De lay-out van het voertuig als geheel ligt dicht bij de klassieke, maar alleen in die zin dat het controlecompartiment, het gevechtscompartiment en het motor-transmissiecompartiment achtereenvolgens over de lengte van het voertuig zijn geplaatst. De bestuurder zat voorin in het midden van de auto, achter hem was een kleine geschutskoepel met in het midden een kanonnier en aan de zijkanten bevonden zich kanonnen. Achter dit compartiment bevonden zich, met een overmaat, de stoelen van de commandant (rechts) en de lader, maar aangezien dit deel boven het front uitstak, was het schieten in het achterschip beperkt en werd alleen voorzien van de maximale elevatiehoek van de koffers. De achtersteven bevatte een krachtcentrale en een hydraulische overbrenging, maar in tegenstelling tot traditionele tanks was elk jagerswiel een leidend wiel. Dit maakte het mogelijk om een lichtgewicht versterkte rubberen rups te gebruiken. Het gebruik van composietpantser in het project is opmerkelijk - in die tijd was er wijdverbreid onderzoek om de bescherming tegen cumulatieve munitie te verbeteren, en een van de oplossingen was het zogenaamde "glazen" pantser of "kiezelhoudende kern". Met een werkelijke dikte van 6,5 inch (165 mm) bood het drielaagse pantser dezelfde bescherming als monolithisch met dezelfde dikte, maar woog slechts 4,6 inch (117 mm). De voorste delen van de Hunter's romp en het pantser van de geschutskoepel zouden van precies zo'n pantser zijn gemaakt, waardoor ze langer meegaan. Een ander kenmerk van de tank was de aanwezigheid, naast de traditionele luiken voor de bemanning, van een enkel opheffend pantserpaneel dat de bovenkant van het compartiment van de commandant bedekte met de schutter en het motor-transmissiecompartiment. Indien nodig werd het omhoog gebracht door een hydraulische cilinder en bood het ofwel uitstekende toegang tot de krachtcentrale en munitiecompartimenten, ofwel dekking voor de bemanning bij het verlaten van het voertuig op het slagveld.

Afbeelding
Afbeelding

langsdoorsnede van de tank "The Hunter".

Maar door de verandering in prioriteiten voor lichte voertuigen, verliet de "Hunter" het schetsstadium nooit, hoewel het behoorlijk goed was uitgewerkt. Op dit punt kan de overweging van Amerikaanse zware tanks worden afgerond, aangezien de projecten van zwaarbewapende tanks die op volgende Question Mark-conferenties werden voorgesteld (d.w.z. met 120 mm en 152 mm kanonnen) in feite licht waren, met een leeggewicht tot 30 ton.
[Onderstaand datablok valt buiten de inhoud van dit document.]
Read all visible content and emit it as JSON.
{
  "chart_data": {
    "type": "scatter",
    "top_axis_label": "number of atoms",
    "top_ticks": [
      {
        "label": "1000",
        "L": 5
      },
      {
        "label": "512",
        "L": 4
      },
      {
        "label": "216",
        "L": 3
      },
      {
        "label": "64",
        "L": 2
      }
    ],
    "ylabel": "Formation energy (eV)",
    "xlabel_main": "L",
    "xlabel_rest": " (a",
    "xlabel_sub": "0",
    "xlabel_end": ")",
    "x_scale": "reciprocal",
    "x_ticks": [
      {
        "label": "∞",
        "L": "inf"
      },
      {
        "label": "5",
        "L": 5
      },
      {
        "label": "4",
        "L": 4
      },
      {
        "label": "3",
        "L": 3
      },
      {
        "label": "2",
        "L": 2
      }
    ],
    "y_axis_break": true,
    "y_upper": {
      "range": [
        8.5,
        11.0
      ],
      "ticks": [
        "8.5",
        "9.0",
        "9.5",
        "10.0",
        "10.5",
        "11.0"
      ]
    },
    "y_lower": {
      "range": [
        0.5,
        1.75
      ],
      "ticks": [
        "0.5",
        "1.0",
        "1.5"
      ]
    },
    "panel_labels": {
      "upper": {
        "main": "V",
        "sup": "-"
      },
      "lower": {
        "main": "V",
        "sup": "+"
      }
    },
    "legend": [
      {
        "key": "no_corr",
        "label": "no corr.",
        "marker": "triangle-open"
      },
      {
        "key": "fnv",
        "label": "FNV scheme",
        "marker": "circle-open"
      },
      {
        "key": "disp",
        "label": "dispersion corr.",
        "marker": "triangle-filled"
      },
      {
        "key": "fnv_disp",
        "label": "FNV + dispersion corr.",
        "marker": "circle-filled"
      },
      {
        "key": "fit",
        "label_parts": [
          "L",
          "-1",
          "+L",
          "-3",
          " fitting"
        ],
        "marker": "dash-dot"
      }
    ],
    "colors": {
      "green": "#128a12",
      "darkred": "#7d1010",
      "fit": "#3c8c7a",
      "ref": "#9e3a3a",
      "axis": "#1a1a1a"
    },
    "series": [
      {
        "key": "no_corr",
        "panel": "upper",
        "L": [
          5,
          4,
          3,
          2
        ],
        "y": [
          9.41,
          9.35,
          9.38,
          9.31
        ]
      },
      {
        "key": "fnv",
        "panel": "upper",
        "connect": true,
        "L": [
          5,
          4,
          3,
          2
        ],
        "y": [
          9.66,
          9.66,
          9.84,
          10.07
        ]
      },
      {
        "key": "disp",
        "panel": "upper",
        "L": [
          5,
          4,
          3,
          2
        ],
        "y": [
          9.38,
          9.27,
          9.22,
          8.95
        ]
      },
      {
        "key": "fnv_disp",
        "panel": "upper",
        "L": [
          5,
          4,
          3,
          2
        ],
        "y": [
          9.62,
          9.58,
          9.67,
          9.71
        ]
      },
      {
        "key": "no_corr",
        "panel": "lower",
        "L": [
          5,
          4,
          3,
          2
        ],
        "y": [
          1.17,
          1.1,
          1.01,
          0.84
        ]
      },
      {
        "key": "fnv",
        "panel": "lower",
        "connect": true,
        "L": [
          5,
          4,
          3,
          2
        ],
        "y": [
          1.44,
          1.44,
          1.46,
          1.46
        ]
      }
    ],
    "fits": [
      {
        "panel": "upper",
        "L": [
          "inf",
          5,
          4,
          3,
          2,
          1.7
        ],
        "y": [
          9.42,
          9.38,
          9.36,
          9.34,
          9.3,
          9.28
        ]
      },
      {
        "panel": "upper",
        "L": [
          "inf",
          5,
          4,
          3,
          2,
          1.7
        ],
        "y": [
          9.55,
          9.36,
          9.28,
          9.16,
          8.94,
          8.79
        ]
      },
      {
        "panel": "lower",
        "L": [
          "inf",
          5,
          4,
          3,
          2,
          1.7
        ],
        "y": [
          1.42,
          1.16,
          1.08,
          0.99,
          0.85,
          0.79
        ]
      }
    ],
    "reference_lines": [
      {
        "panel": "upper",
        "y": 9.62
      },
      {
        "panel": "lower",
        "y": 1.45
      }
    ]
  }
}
Na de vrijlating van de FV214 Conqueror koelde Groot-Brittannië merkbaar af naar zware tanks, en lichte voertuigen, inclusief die bewapend met geleide wapens, werden beschouwd als vijandelijke tankdestroyers. En het project dat uiteindelijk leidde tot de Chieftain met een leeggewicht van 52 ton en een 120 mm kanon begon als de ontwikkeling van een middelgrote tank ter vervanging van de Centurion.